2020 Toyota Camry


Don’t let its sporty looks fool you: the 2020 Toyota Camry is a gentle performer in most configurations. That works well enough for us to elevate its score to 6 out of 10 based on its comfortable ride. (Read more about how we rate cars.) 

The 2020 Camry lineup consists of four basic flavors: standard L, LE, and XLE trims; sportier SE and XSE trims; hybrid versions; and the new Camry TRD. 

The base 2.5-liter inline-4 shuttles 203 horsepower to the front wheels through an 8-speed automatic transmission. In most situations, the base engine provides more than adequate acceleration, though it can feel rough at lower speeds. The optional 3.5-liter V-6 makes the most of its impressive 301 hp sent forward again through an 8-speed automatic transmission. Passing power is superb with the V-6, which is only available in XSE and XLE trims. 

Opt for the hybrid in LE, XSE, or XLE trims and Toyota swaps in a 176-hp version of the 2.5-liter inline-4 teamed with an electric motor that combines for 208 hp. Acceleration is on par with the base non-hybrid engine, and the powertrain works well with the electronic continuously variable transmission (CVT).  

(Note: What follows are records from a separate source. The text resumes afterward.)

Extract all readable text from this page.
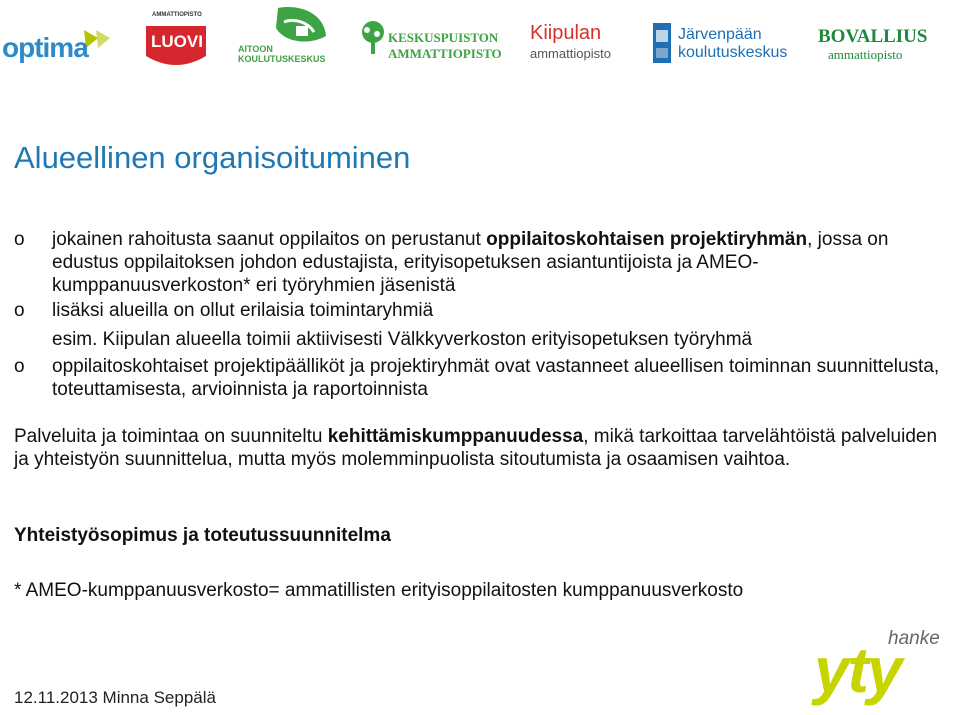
optima
AMMATTIOPISTO
LUOVI	AITOON
KOULUTUSKESKUS
KESKUSPUISTON
AMMATTIOPISTO
Kiipulan
ammattiopisto
Järvenpään
koulutuskeskus
BOVALLIUS
ammattiopisto
Alueellinen organisoituminen
o jokainen rahoitusta saanut oppilaitos on perustanut oppilaitoskohtaisen projektiryhmän, jossa on edustus oppilaitoksen johdon edustajista, erityisopetuksen asiantuntijoista ja AMEO-kumppanuusverkoston* eri työryhmien jäsenistä
o lisäksi alueilla on ollut erilaisia toimintaryhmiä
esim. Kiipulan alueella toimii aktiivisesti Välkkyverkoston erityisopetuksen työryhmä
o oppilaitoskohtaiset projektipäälliköt ja projektiryhmät ovat vastanneet alueellisen toiminnan suunnittelusta, toteuttamisesta, arvioinnista ja raportoinnista
Palveluita ja toimintaa on suunniteltu kehittämiskumppanuudessa, mikä tarkoittaa tarvelähtöistä palveluiden ja yhteistyön suunnittelua, mutta myös molemminpuolista sitoutumista ja osaamisen vaihtoa.
Yhteistyösopimus ja toteutussuunnitelma
* AMEO-kumppanuusverkosto= ammatillisten erityisoppilaitosten kumppanuusverkosto
12.11.2013 Minna Seppälä
hanke
yty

Curiously, the base Camry Hybrid LE makes use of a lithium-ion battery, while the Hybrid XSE and XLE trims feature a heavy, lower-tech nickel-metal-hydride setup that’s less fuel-efficient. 

Camrys with an L in their badges have a soft ride paired with light, accurate steering. They roll into corners when pushed, though they never feel sloppy. They’re cruisers, in Camry tradition. S and XSE version have a stiffer suspension and a lower ride height, as well as more steering heft. They’re not exactly sporty compared to, say, Toyota’s own 86 coupe, but they’re more entertaining than most mid-size sedans. Hybrids generally perform like their non-hybrid siblings, with a softer ride due in part to the extra heft of their batteries. 

Camry TRD

The Camry TRD injects a little more fun into the package. Its 3.5-liter V-6 barks through a cat-back exhaust, and its buttoned-down suspension sits lower to the ground and utilizes stiffer dampers and beefier, solid sway bars. Body bracing stiffens up what was already a fairly beefy body shell. 

Bigger brakes stop the Camry TRD better, while wider tires wrapped in available summer tires provide better grip.

The TRD is the Camry we’d buy as automotive enthusiasts, but it might not be the best choice for families due to its firmer ride and summer tires inappropriate for wintry or wet weather.